Nature is not natural and can never be naturalized — Graham Harman

Tuesday, July 12, 2011

Nihilism and OOO

Levi has a terrific post up on nihilism. So I'll add to what he wrote only this:

OOO is the least nihilistic view I've found within philosophy. Why?

OOO studiously avoids ontological nihilism. The world does not appear as a function of a distorted void. Nor does it spring from mathematical relationships. If you want a plenum of unique entities for company you need OOO.

Since there is no top or bottom object, it makes no sense to reduce or overmine things. You will be hard pressed to get to nihilism if you can't do those.

OOO does to nihilism, and even more importantly to the theism-nihilism tango that forms most of our world, very much what Buddhism does to nihilism. It makes it irrelevant. Rather than assaulting it from the position of theism, which often reinforces it, like an immune response.

Go ahead, be a nihilist. You will be doing so amidst the plenum of unique entities. So what? Think what you like, it's a free universe. Your nihilism simply doesn't dent reality.

It's the difference between ignoring or attacking something--and not identifying with the game of attack and defense and so forth.

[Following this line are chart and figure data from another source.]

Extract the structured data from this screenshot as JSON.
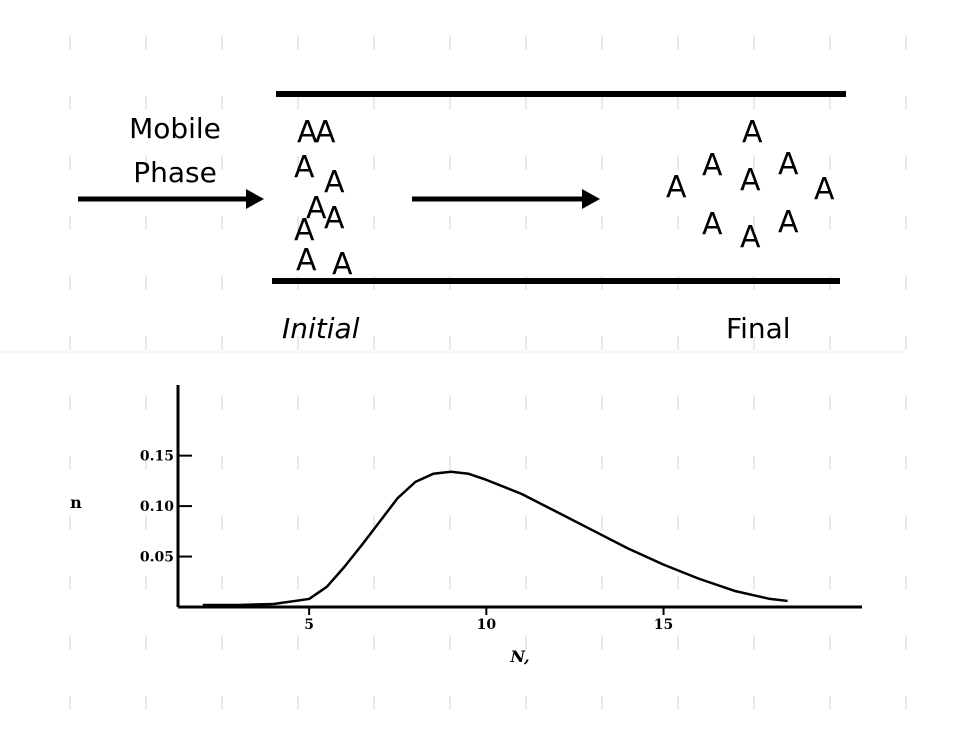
{
  "diagram": {
    "mobile_phase": [
      "Mobile",
      "Phase"
    ],
    "initial_molecules": [
      "A",
      "A",
      "A",
      "A",
      "A",
      "A",
      "A",
      "A",
      "A"
    ],
    "final_molecules": [
      "A",
      "A",
      "A",
      "A",
      "A",
      "A",
      "A",
      "A",
      "A"
    ],
    "initial_label": "Initial",
    "final_label": "Final"
  },
  "chart_data": {
    "type": "line",
    "x_label": "N,",
    "y_label": "n",
    "x": [
      2,
      3,
      4,
      5,
      5.5,
      6,
      6.5,
      7,
      7.5,
      8,
      8.5,
      9,
      9.5,
      10,
      11,
      12,
      13,
      14,
      15,
      16,
      17,
      18,
      18.5
    ],
    "series": [
      {
        "name": "n",
        "color": "#000000",
        "values": [
          0.002,
          0.002,
          0.003,
          0.008,
          0.02,
          0.04,
          0.062,
          0.085,
          0.108,
          0.124,
          0.132,
          0.134,
          0.132,
          0.126,
          0.112,
          0.094,
          0.076,
          0.058,
          0.042,
          0.028,
          0.016,
          0.008,
          0.006
        ]
      }
    ],
    "xlim": [
      1.3,
      20.6
    ],
    "ylim": [
      0,
      0.22
    ],
    "xticks": [
      5,
      10,
      15
    ],
    "yticks": [
      0.05,
      {
        "value": 0.1,
        "label": "0.10"
      },
      0.15
    ]
  }
}
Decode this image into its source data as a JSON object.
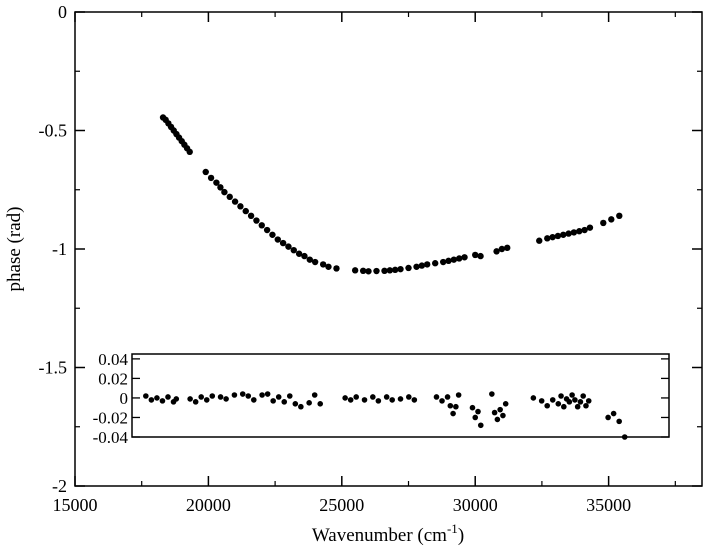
{
  "chart_data": [
    {
      "type": "scatter",
      "title": "",
      "xlabel": "Wavenumber (cm",
      "xlabel_superscript": "-1",
      "xlabel_suffix": ")",
      "ylabel": "phase (rad)",
      "xlim": [
        15000,
        38500
      ],
      "ylim": [
        -2,
        0
      ],
      "xticks": [
        15000,
        20000,
        25000,
        30000,
        35000
      ],
      "xtick_labels": [
        "15000",
        "20000",
        "25000",
        "30000",
        "35000"
      ],
      "yticks": [
        0,
        -0.5,
        -1,
        -1.5,
        -2
      ],
      "ytick_labels": [
        "0",
        "-0.5",
        "-1",
        "-1.5",
        "-2"
      ],
      "grid": false,
      "legend": "none",
      "marker_color": "#000000",
      "series": [
        {
          "x": [
            18300,
            18400,
            18500,
            18600,
            18700,
            18800,
            18900,
            19000,
            19100,
            19200,
            19300,
            19900,
            20100,
            20300,
            20450,
            20600,
            20800,
            21000,
            21200,
            21400,
            21600,
            21800,
            22000,
            22200,
            22400,
            22600,
            22800,
            23000,
            23200,
            23400,
            23600,
            23800,
            24000,
            24300,
            24500,
            24800,
            25500,
            25800,
            26000,
            26300,
            26600,
            26800,
            27000,
            27200,
            27500,
            27800,
            28000,
            28200,
            28500,
            28800,
            29000,
            29200,
            29400,
            29600,
            30000,
            30200,
            30800,
            31000,
            31200,
            32400,
            32700,
            32900,
            33100,
            33300,
            33500,
            33700,
            33900,
            34100,
            34300,
            34800,
            35100,
            35400
          ],
          "y": [
            -0.445,
            -0.455,
            -0.47,
            -0.485,
            -0.5,
            -0.515,
            -0.53,
            -0.545,
            -0.56,
            -0.575,
            -0.59,
            -0.675,
            -0.7,
            -0.72,
            -0.74,
            -0.76,
            -0.78,
            -0.8,
            -0.82,
            -0.84,
            -0.86,
            -0.88,
            -0.9,
            -0.92,
            -0.94,
            -0.96,
            -0.975,
            -0.99,
            -1.005,
            -1.02,
            -1.03,
            -1.045,
            -1.055,
            -1.065,
            -1.075,
            -1.082,
            -1.09,
            -1.092,
            -1.094,
            -1.093,
            -1.092,
            -1.09,
            -1.088,
            -1.085,
            -1.08,
            -1.075,
            -1.07,
            -1.065,
            -1.06,
            -1.055,
            -1.05,
            -1.045,
            -1.04,
            -1.035,
            -1.025,
            -1.03,
            -1.01,
            -1.0,
            -0.995,
            -0.965,
            -0.955,
            -0.95,
            -0.945,
            -0.94,
            -0.935,
            -0.93,
            -0.925,
            -0.92,
            -0.91,
            -0.89,
            -0.875,
            -0.86
          ]
        }
      ]
    },
    {
      "type": "scatter",
      "title": "",
      "xlabel": "",
      "ylabel": "",
      "xlim": [
        17800,
        37200
      ],
      "ylim": [
        -0.04,
        0.045
      ],
      "yticks": [
        0.04,
        0.02,
        0,
        -0.02,
        -0.04
      ],
      "ytick_labels": [
        "0.04",
        "0.02",
        "0",
        "-0.02",
        "-0.04"
      ],
      "grid": false,
      "legend": "none",
      "marker_color": "#000000",
      "series": [
        {
          "x": [
            18300,
            18500,
            18700,
            18900,
            19100,
            19300,
            19400,
            19900,
            20100,
            20300,
            20500,
            20700,
            21000,
            21200,
            21500,
            21800,
            22000,
            22200,
            22500,
            22700,
            22900,
            23100,
            23300,
            23500,
            23700,
            23900,
            24200,
            24400,
            24600,
            25500,
            25700,
            25900,
            26200,
            26500,
            26700,
            27000,
            27200,
            27500,
            27800,
            28000,
            28800,
            29000,
            29200,
            29300,
            29400,
            29500,
            29600,
            30100,
            30200,
            30300,
            30400,
            30800,
            30900,
            31000,
            31100,
            31200,
            31300,
            32300,
            32600,
            32800,
            33000,
            33200,
            33300,
            33400,
            33500,
            33600,
            33700,
            33800,
            33900,
            34000,
            34100,
            34200,
            34300,
            35000,
            35200,
            35400,
            35600
          ],
          "y": [
            0.002,
            -0.002,
            0.0,
            -0.003,
            0.001,
            -0.004,
            -0.001,
            -0.001,
            -0.004,
            0.001,
            -0.002,
            0.002,
            0.001,
            -0.001,
            0.003,
            0.004,
            0.002,
            -0.002,
            0.003,
            0.004,
            -0.003,
            0.001,
            -0.004,
            0.002,
            -0.006,
            -0.009,
            -0.005,
            0.003,
            -0.006,
            0.0,
            -0.002,
            0.001,
            -0.002,
            0.001,
            -0.003,
            0.001,
            -0.002,
            -0.001,
            0.001,
            -0.002,
            0.001,
            -0.003,
            0.001,
            -0.008,
            -0.016,
            -0.009,
            0.003,
            -0.01,
            -0.02,
            -0.014,
            -0.028,
            0.004,
            -0.015,
            -0.022,
            -0.012,
            -0.018,
            -0.006,
            0.0,
            -0.003,
            -0.008,
            -0.002,
            -0.006,
            0.002,
            -0.009,
            -0.001,
            -0.004,
            0.003,
            -0.002,
            -0.009,
            -0.004,
            0.002,
            -0.008,
            -0.003,
            -0.02,
            -0.016,
            -0.024,
            -0.04
          ]
        }
      ]
    }
  ]
}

If you want nihilism, look no further than correlationism itself. You will find the ingredients of "indifferent universe plus pathetic human meaning" there. Not in OOO.

1 comment:

Bill Benzon said...

"A game of chess between a computer program and a human master is just as profoundly silly as a race between a horse-drawn stagecoach and a train. But the silliness is hard to see at the time. At the time it seems necessary to establish a purpose for humankind by asserting that we have capacities that it does not. To give up the notion that one has to add "because . . . " to the assertion "I'm important" is truly difficult. But the evolution of technology will eventually invalidate any claim that follows "because." Sooner or later we will create a technology capable of doing what, heretofore, only we could."